(01-06-2016, 11:36 PM)Choon Wrote: [ -> ]Audio webcast of FY2015 results here (http://webcast.irasia.com/dairyfarm/annu...chived.php). Reveals some parts of DF's new strategy under new CEO as well as his retail philosophy.
As common in company restructurings/revamps, I believe there will be short-term pain and cost that DF has to bear (and for more than one or two years) before actions bear fruits. The important and uncertain thing is whether the pain and cost that is incurred re-positions the company stronger for the long-term. And this is where as outsider investors, we have fun in making the judgement call (potentially stronger future vs current share price).
Choon
http://commonMcommonS.wix.com/wisdom
Thank for the link. Let me share my view, as another outsider.
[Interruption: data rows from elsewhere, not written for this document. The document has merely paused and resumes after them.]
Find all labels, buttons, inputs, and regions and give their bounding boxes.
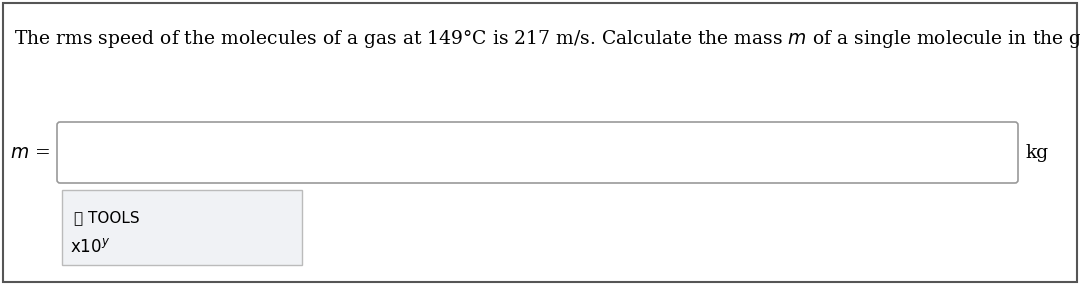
Text: $m$ =: $m$ =: [10, 144, 50, 162]
FancyBboxPatch shape: [62, 190, 302, 265]
Text: x10$^y$: x10$^y$: [70, 238, 110, 256]
FancyBboxPatch shape: [57, 122, 1018, 183]
Text: The rms speed of the molecules of a gas at 149$\degree$C is 217 m/s. Calculate t: The rms speed of the molecules of a gas …: [14, 28, 1080, 50]
Text: kg: kg: [1025, 144, 1048, 162]
FancyBboxPatch shape: [3, 3, 1077, 282]
Text: 🔧 TOOLS: 🔧 TOOLS: [75, 210, 139, 225]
The so-call restructurings/revamps, started more than 2 years ago, is more of sustaining changes, rather than a disruptive one. I reckon, the "restructurings/revamps" have taken too long for fruitful results, from an outsider investors perspective.
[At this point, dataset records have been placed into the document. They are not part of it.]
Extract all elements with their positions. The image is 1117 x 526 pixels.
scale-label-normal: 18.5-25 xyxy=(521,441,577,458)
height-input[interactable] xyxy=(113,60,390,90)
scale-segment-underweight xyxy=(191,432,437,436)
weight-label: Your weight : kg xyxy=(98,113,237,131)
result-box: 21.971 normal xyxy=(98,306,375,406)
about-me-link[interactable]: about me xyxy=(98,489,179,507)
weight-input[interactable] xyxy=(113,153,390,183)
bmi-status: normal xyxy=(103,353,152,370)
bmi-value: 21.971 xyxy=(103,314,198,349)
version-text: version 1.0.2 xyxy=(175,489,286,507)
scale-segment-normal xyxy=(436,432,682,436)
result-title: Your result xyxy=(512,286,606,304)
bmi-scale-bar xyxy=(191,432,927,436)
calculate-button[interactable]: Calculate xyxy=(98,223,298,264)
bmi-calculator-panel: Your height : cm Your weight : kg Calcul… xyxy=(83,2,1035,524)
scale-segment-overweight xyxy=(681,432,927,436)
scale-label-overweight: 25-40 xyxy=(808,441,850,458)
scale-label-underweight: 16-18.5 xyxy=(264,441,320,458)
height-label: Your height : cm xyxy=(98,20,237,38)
There are nothing wrong in the strategy. Enhancing the use of IT technology is necessary, and higher participation of fresh product, is a market trend. I am more concern on the execution. Retail biz is volatile, due to macro environment, and event-driven customer needs. Agility to tackle short to mid-term changes, is an important moat of retailer. Base on the observation as outsider, the company has been lacking in tackling macro changes, and changes in customer behavior.
DF is still a good company, with its leading multi-format sales, and geographical coverage in the region. The only lacking format, is probably the e-commerce. Fresh product mix ratio isn't disclosured. It should be very similar as in 2013, when the current team has taken over the driver seat, simply from gross margin figures. The current effort to improve direct-sourcing and IT tech investment, should be on fresh product supply chain. DF is mature enough to do that already for other products. Good handing of fresh product, needs more than just direct-sourcing and technologies, obviously.
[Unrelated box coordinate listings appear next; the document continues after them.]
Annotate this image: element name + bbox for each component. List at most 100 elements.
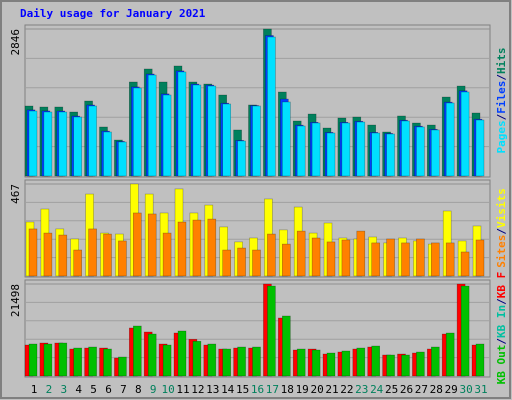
bar bbox=[386, 354, 395, 377]
bar bbox=[162, 94, 172, 177]
x-tick-label: 27 bbox=[415, 383, 428, 396]
bar bbox=[133, 212, 142, 277]
x-tick-label: 2 bbox=[46, 383, 53, 396]
bar bbox=[341, 239, 351, 277]
bar bbox=[222, 348, 231, 377]
bar bbox=[296, 125, 306, 177]
x-tick-label: 19 bbox=[296, 383, 309, 396]
bar bbox=[73, 347, 82, 377]
bar bbox=[326, 241, 336, 277]
bar bbox=[401, 242, 410, 277]
bar bbox=[281, 101, 291, 177]
bar bbox=[73, 116, 82, 177]
x-tick-label: 7 bbox=[120, 383, 127, 396]
bar bbox=[326, 132, 336, 177]
x-tick-label: 8 bbox=[135, 383, 142, 396]
x-tick-label: 25 bbox=[385, 383, 398, 396]
bar bbox=[416, 126, 425, 177]
bar bbox=[326, 352, 336, 377]
bar bbox=[237, 247, 246, 277]
bar bbox=[28, 110, 38, 177]
x-tick-label: 15 bbox=[236, 383, 249, 396]
bar bbox=[133, 325, 142, 377]
bar bbox=[147, 213, 157, 277]
x-tick-label: 22 bbox=[340, 383, 353, 396]
x-tick-label: 16 bbox=[251, 383, 264, 396]
legend-separator: / bbox=[495, 74, 508, 81]
bar bbox=[207, 85, 217, 177]
bar bbox=[430, 346, 440, 377]
x-tick-label: 26 bbox=[400, 383, 413, 396]
legend: Sites/Visits bbox=[495, 188, 508, 268]
legend: Pages/Files/Hits bbox=[495, 48, 508, 154]
bar bbox=[356, 347, 366, 377]
bar bbox=[252, 249, 261, 277]
x-tick-label: 9 bbox=[150, 383, 157, 396]
bar bbox=[296, 348, 306, 377]
bar bbox=[460, 251, 470, 277]
bar bbox=[341, 350, 351, 377]
x-tick-label: 1 bbox=[31, 383, 38, 396]
bar bbox=[356, 121, 366, 177]
bar bbox=[43, 343, 53, 377]
bar bbox=[118, 356, 127, 377]
bar bbox=[401, 354, 410, 377]
x-tick-label: 17 bbox=[266, 383, 279, 396]
bar bbox=[43, 232, 53, 277]
bar bbox=[192, 340, 202, 377]
bar bbox=[88, 105, 97, 177]
y-tick-label: 21498 bbox=[9, 284, 22, 317]
y-tick-label: 2846 bbox=[9, 29, 22, 56]
legend-separator: / bbox=[495, 228, 508, 235]
bar bbox=[267, 285, 276, 377]
legend-entry: KB In bbox=[495, 305, 508, 338]
legend-separator: / bbox=[495, 298, 508, 305]
bar bbox=[192, 219, 202, 277]
bar bbox=[58, 342, 68, 377]
x-tick-label: 31 bbox=[474, 383, 487, 396]
bar bbox=[267, 36, 276, 177]
legend: KB Out/KB In/KB F bbox=[495, 272, 508, 385]
x-tick-label: 11 bbox=[176, 383, 189, 396]
bar bbox=[341, 122, 351, 177]
bar bbox=[237, 346, 246, 377]
bar bbox=[162, 232, 172, 277]
bar bbox=[207, 218, 217, 277]
bar bbox=[177, 330, 187, 377]
x-tick-label: 4 bbox=[75, 383, 82, 396]
bar bbox=[118, 240, 127, 277]
x-tick-label: 6 bbox=[105, 383, 112, 396]
legend-entry: KB Out bbox=[495, 345, 508, 385]
bar bbox=[177, 221, 187, 277]
bar bbox=[311, 237, 321, 277]
x-tick-label: 21 bbox=[325, 383, 338, 396]
legend-entry: Hits bbox=[495, 48, 508, 75]
bar bbox=[43, 111, 53, 177]
bar bbox=[416, 238, 425, 277]
legend-entry: Files bbox=[495, 81, 508, 114]
bar bbox=[281, 315, 291, 377]
bar bbox=[58, 111, 68, 177]
bar bbox=[430, 242, 440, 277]
legend-separator: / bbox=[495, 113, 508, 120]
bar bbox=[475, 343, 485, 377]
bar bbox=[445, 102, 455, 177]
x-tick-label: 20 bbox=[310, 383, 323, 396]
bar bbox=[88, 228, 97, 277]
bar bbox=[267, 233, 276, 277]
bar bbox=[177, 71, 187, 177]
bar bbox=[281, 243, 291, 277]
bar bbox=[58, 234, 68, 277]
bar bbox=[430, 129, 440, 177]
legend-separator: / bbox=[495, 338, 508, 345]
bar bbox=[371, 345, 381, 377]
bar bbox=[103, 233, 112, 277]
bar bbox=[207, 343, 217, 377]
bar bbox=[386, 133, 395, 177]
legend-entry: Visits bbox=[495, 188, 508, 228]
bar bbox=[311, 122, 321, 177]
bar bbox=[460, 285, 470, 377]
bar bbox=[356, 230, 366, 277]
What is the outlook? IMO, it depends on the execution. The management is moving on right direction, IMO. The partnership with YongHui, will enable the company to improve its mix ratio of fresh product, thus improve the gross margin, and offset the heightening cost. One venture of YongHui partnership, is to explore the OTO (online-to-offline) model. Once proven viable, DF can enhance its e-commerce format, which is current pretty weak, IMO.